Along with the ongoing question of esports as a sport comes the recent push by some (Intel, Alibaba, an international esports federation headquartered in Korea, and others) for the inclusion of esports in the Olympics.
However, if this were to happen, several things need to take place first, being:
1) we do need to start referring to an individual title or titles and the distinct competitions around them within esports, and not the ‘esports’ generalization. By this I mean that the term ‘esports’ is to the ‘Olympic Games’ as ‘Overwatch’ is to basketball, or ‘League of Legends’ is to mogul skiing.
The Olympic Games is a series of sporting events, played out under flags and nations. For esports to be included within that context, we need to drill down.
‘Esports’ as a singular event, can’t be in the Olympics, but a competition involving professional players competing in relation to a specific title or titles, for medals, could.
The following diagram explains the basics of the IOC and Esports events models:
2) an International Federation (IF), which the IOC can recognise as governing that sport, or in the esports case, a title (or titles), in compliance with the IOC’s Olympic Charter, needs to be formed..
Discussions about Intel, or Alibaba, or a publisher, or an event organiser, are somewhat misguided as under the Olympic Charter the IOC recognises (and works with) IFs.
Principle 22 of the Olympic Charter says –
“IOC may recognise as IFs international non-governmental organisations governing one or several sports at the world level, which extends by reference to those organisations recognized by the IFs as governing such sports at the national level.”
Will the IOC recognise an IF that doesn’t govern its sport?
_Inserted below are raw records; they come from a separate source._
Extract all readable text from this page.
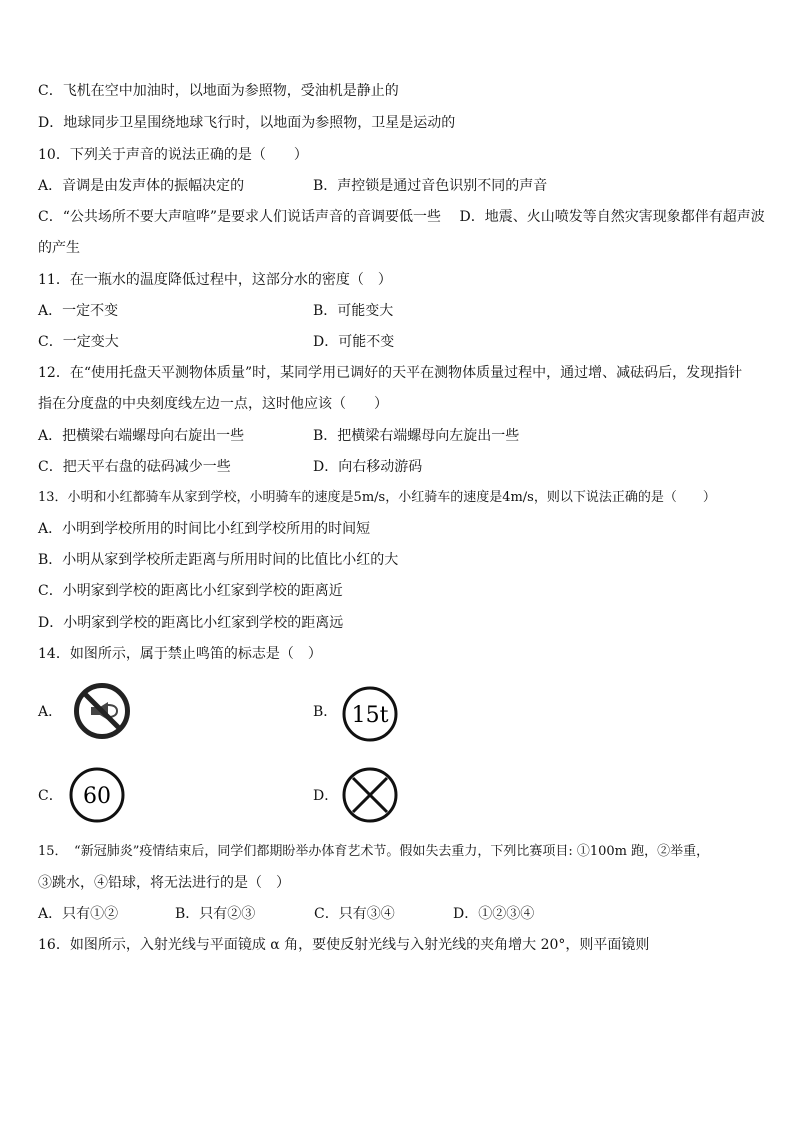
C．飞机在空中加油时，以地面为参照物，受油机是静止的
D．地球同步卫星围绕地球飞行时，以地面为参照物，卫星是运动的
10．下列关于声音的说法正确的是（　　）
A．音调是由发声体的振幅决定的	B．声控锁是通过音色识别不同的声音
C．“公共场所不要大声喧哗”是要求人们说话声音的音调要低一些　 D．地震、火山喷发等自然灾害现象都伴有超声波
的产生
11．在一瓶水的温度降低过程中，这部分水的密度（　）
A．一定不变	B．可能变大
C．一定变大	D．可能不变
12．在“使用托盘天平测物体质量”时，某同学用已调好的天平在测物体质量过程中，通过增、减砝码后，发现指针
指在分度盘的中央刻度线左边一点，这时他应该（　　）
A．把横梁右端螺母向右旋出一些	B．把横梁右端螺母向左旋出一些
C．把天平右盘的砝码减少一些	D．向右移动游码
13．小明和小红都骑车从家到学校，小明骑车的速度是5m/s，小红骑车的速度是4m/s，则以下说法正确的是（　　）
A．小明到学校所用的时间比小红到学校所用的时间短
B．小明从家到学校所走距离与所用时间的比值比小红的大
C．小明家到学校的距离比小红家到学校的距离近
D．小明家到学校的距离比小红家到学校的距离远
14．如图所示，属于禁止鸣笛的标志是（　）
A．	B． 15t
C． 60	D．
15．　“新冠肺炎”疫情结束后，同学们都期盼举办体育艺术节。假如失去重力，下列比赛项目: ①100m 跑，②举重，
③跳水，④铅球，将无法进行的是（　）
A．只有①②	B．只有②③	C．只有③④	D．①②③④
16．如图所示，入射光线与平面镜成 α 角，要使反射光线与入射光线的夹角增大 20°，则平面镜则
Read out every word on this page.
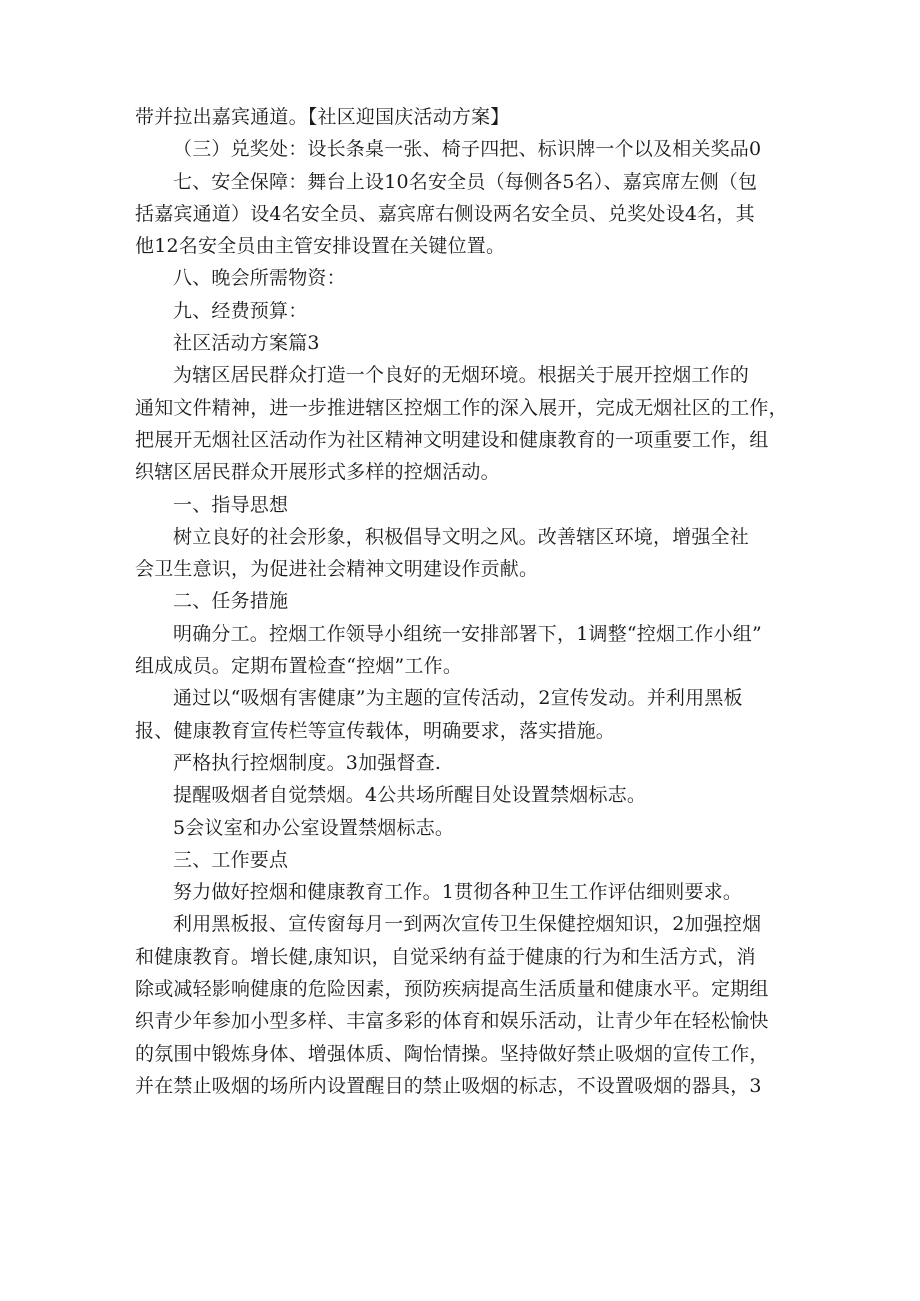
带并拉出嘉宾通道。【社区迎国庆活动方案】
（三）兑奖处：设长条桌一张、椅子四把、标识牌一个以及相关奖品0
七、安全保障：舞台上设10名安全员（每侧各5名）、嘉宾席左侧（包
括嘉宾通道）设4名安全员、嘉宾席右侧设两名安全员、兑奖处设4名，其
他12名安全员由主管安排设置在关键位置。
八、晚会所需物资：
九、经费预算：
社区活动方案篇3
为辖区居民群众打造一个良好的无烟环境。根据关于展开控烟工作的
通知文件精神，进一步推进辖区控烟工作的深入展开，完成无烟社区的工作，
把展开无烟社区活动作为社区精神文明建设和健康教育的一项重要工作，组
织辖区居民群众开展形式多样的控烟活动。
一、指导思想
树立良好的社会形象，积极倡导文明之风。改善辖区环境，增强全社
会卫生意识，为促进社会精神文明建设作贡献。
二、任务措施
明确分工。控烟工作领导小组统一安排部署下，1调整“控烟工作小组”
组成成员。定期布置检查“控烟”工作。
通过以“吸烟有害健康”为主题的宣传活动，2宣传发动。并利用黑板
报、健康教育宣传栏等宣传载体，明确要求，落实措施。
严格执行控烟制度。3加强督查.
提醒吸烟者自觉禁烟。4公共场所醒目处设置禁烟标志。
5会议室和办公室设置禁烟标志。
三、工作要点
努力做好控烟和健康教育工作。1贯彻各种卫生工作评估细则要求。
利用黑板报、宣传窗每月一到两次宣传卫生保健控烟知识，2加强控烟
和健康教育。增长健,康知识，自觉采纳有益于健康的行为和生活方式，消
除或减轻影响健康的危险因素，预防疾病提高生活质量和健康水平。定期组
织青少年参加小型多样、丰富多彩的体育和娱乐活动，让青少年在轻松愉快
的氛围中锻炼身体、增强体质、陶怡情操。坚持做好禁止吸烟的宣传工作，
并在禁止吸烟的场所内设置醒目的禁止吸烟的标志，不设置吸烟的器具，3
Govern meaning control, or ability to exert power in a sports governance sense?
Who controls esports? Where does the power lie with esports? How is power exerted over what is software? Such power surely lies with the publishers, or a tournament organiser with great IP license agreements.
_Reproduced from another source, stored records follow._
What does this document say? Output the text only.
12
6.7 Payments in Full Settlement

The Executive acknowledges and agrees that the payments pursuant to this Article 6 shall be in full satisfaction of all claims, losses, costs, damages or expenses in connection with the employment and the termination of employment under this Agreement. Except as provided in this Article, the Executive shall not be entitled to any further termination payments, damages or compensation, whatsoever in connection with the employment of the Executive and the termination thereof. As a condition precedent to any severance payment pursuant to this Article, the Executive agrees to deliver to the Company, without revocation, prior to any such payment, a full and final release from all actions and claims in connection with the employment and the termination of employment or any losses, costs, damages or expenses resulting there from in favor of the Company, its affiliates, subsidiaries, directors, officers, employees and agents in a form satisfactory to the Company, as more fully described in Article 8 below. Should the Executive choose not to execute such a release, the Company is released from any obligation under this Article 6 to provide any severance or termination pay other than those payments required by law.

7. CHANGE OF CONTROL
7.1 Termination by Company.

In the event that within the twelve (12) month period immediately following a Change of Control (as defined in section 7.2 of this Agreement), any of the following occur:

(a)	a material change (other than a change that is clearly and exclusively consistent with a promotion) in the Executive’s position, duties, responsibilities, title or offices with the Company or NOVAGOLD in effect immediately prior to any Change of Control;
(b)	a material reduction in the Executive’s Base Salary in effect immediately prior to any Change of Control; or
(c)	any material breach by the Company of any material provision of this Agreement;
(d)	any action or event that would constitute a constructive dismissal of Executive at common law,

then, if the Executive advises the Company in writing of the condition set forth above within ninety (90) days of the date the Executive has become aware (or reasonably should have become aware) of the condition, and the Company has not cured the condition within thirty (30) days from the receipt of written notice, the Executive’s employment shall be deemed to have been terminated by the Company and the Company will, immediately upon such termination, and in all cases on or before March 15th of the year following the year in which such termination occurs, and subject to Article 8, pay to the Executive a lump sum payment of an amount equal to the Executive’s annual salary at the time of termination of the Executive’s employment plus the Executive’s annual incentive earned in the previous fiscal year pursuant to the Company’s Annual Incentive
Taking that idea further; will a publisher, or an independent developer, or a third-party tournament organiser with watertight IP licenese agreements (or maybe even a handy assignment of IP for the purposes of running an Olympic tournament) (again, owning the IP in the game – akin to an IF wielding a ‘sporting power’ in traditional sports), keen to have their video game title included in Olympic competition where players compete for Olympic medals, establish an IF for their title?
Such esport title specific IF would have to be a not for profit company (separate legal identity), compliment with the WADA Code, and ensure that the “sport” upholds the principles of Olympism, including supporting gender diversity and the basic aims of member protection.
Then, what happens under that IF on a national level? Who picks the players/athletes competing for each nation?
This may take years to sort out – or the IOC, seeing the commercial upside, updates and amends its own Charter to enable it to recognise a body claiming to govern all of esports, or a publisher on its own right, without being structured as a traditional IF?
Or maybe, if Alibaba and Jack Ma want inclusion bad enough, Alisports will establish such an IOC-friendly IF, such as the ‘International Vainglory Federation’ (or similar – used for purposes of giving an example only) so as to include its title ‘Vainglory’ as a medal event at a future Olympic Games?
I suggest that we seriously consider the motives of those making such a push here. If not handled well, esports as a whole may suffer a set back?
For me, I would argue, and have argued publicly, that the IOC, with low attendance figures and disappointing TV ratings, needs esports more than the other way around – certainly from a purely commercial argument, this makes sense?
In the meantime, let’s just let esports do just fine on its own.